October 26, 2009

Recovering from surgery, Daniels says ‘the news is very good’

Ten days after his Oct. 12 surgery, President Ronald J. Daniels sent a broadcast message to faculty, staff and students to update them on his physical condition, medical prognosis and activities on the university’s behalf.

“My recovery is progressing well and I am slowly, but surely, starting to feel much better,” he wrote from his Nichols House residence, where he has been since leaving the hospital on Oct. 19. “Yesterday, Provost [Lloyd] Minor and I took a long early morning victory lap through the Homewood campus and I talked with a number of senior leaders on and off campus. Today, I continue to have conversations with university administrators on various issues. I will be doing my best to balance my doctors’ insistence on a good, long recovery with my constitutional inability to remain at rest for very long. This will be a challenge. While I will not return to work full time until sometime in December, I am, and will continue to be, engaged with the university on core strategic and operational issues.”

Daniels’ surgery, which took place at The Johns Hopkins Hospital, was performed by a team led by Richard Schulick, the John L. Cameron, M.D., Professor for Alimentary Tract Diseases in the School of Medicine. To access a mass next to Daniels’ pancreas, the surgeons performed a Whipple procedure, during which part of his pancreas was removed.

In his message last week, Daniels explained that while the Whipple procedure is often used for the removal of pancreatic tumors, which he did not have, it is also used to remove other tumors in the gastrointestinal system.

Daniels said that his pathology report, which he had indicated he would share with the Johns Hopkins community, was now complete, “and the news is very good.” He said that the report identified a rare type of tumor in the intestine (duodenum) that is technically called a gastrointestinal stromal tumor. “In my case, fortunately, the pathologists reported that the tumor was of ‘low malignant potential,’ a category in which the vast majority of patients are cured following surgery alone,” he wrote.

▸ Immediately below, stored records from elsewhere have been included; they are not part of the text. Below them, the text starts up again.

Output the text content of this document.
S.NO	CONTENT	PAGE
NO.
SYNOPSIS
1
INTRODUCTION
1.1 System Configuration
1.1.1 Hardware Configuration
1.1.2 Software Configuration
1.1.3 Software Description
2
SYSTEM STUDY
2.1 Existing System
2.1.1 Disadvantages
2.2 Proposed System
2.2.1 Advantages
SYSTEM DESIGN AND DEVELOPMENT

His doctors, he said, told him that the tumor had been identified early, that it was still small and completely localized, and that it was fully removed. “As a consequence,” Daniels said, “there is no need for further therapy. Therefore, my goal is straightforward: recover fully from the surgery. And, of course, more generally, the outlook is the same as when I last communicated with you [following the surgery]: My prognosis is excellent.”

Since his surgery, Daniels has been in frequent contact with senior leadership, including Provost Minor, who has been managing the business of the university on a day-by-day basis and standing in for him as needed.

“I can tell you firsthand that the president is recovering wonderfully,” Minor said. “We have communicated daily since his surgery, and he continues to be very involved in all of the most pressing university matters. Now that he has his BlackBerry back, there’s no stopping him.”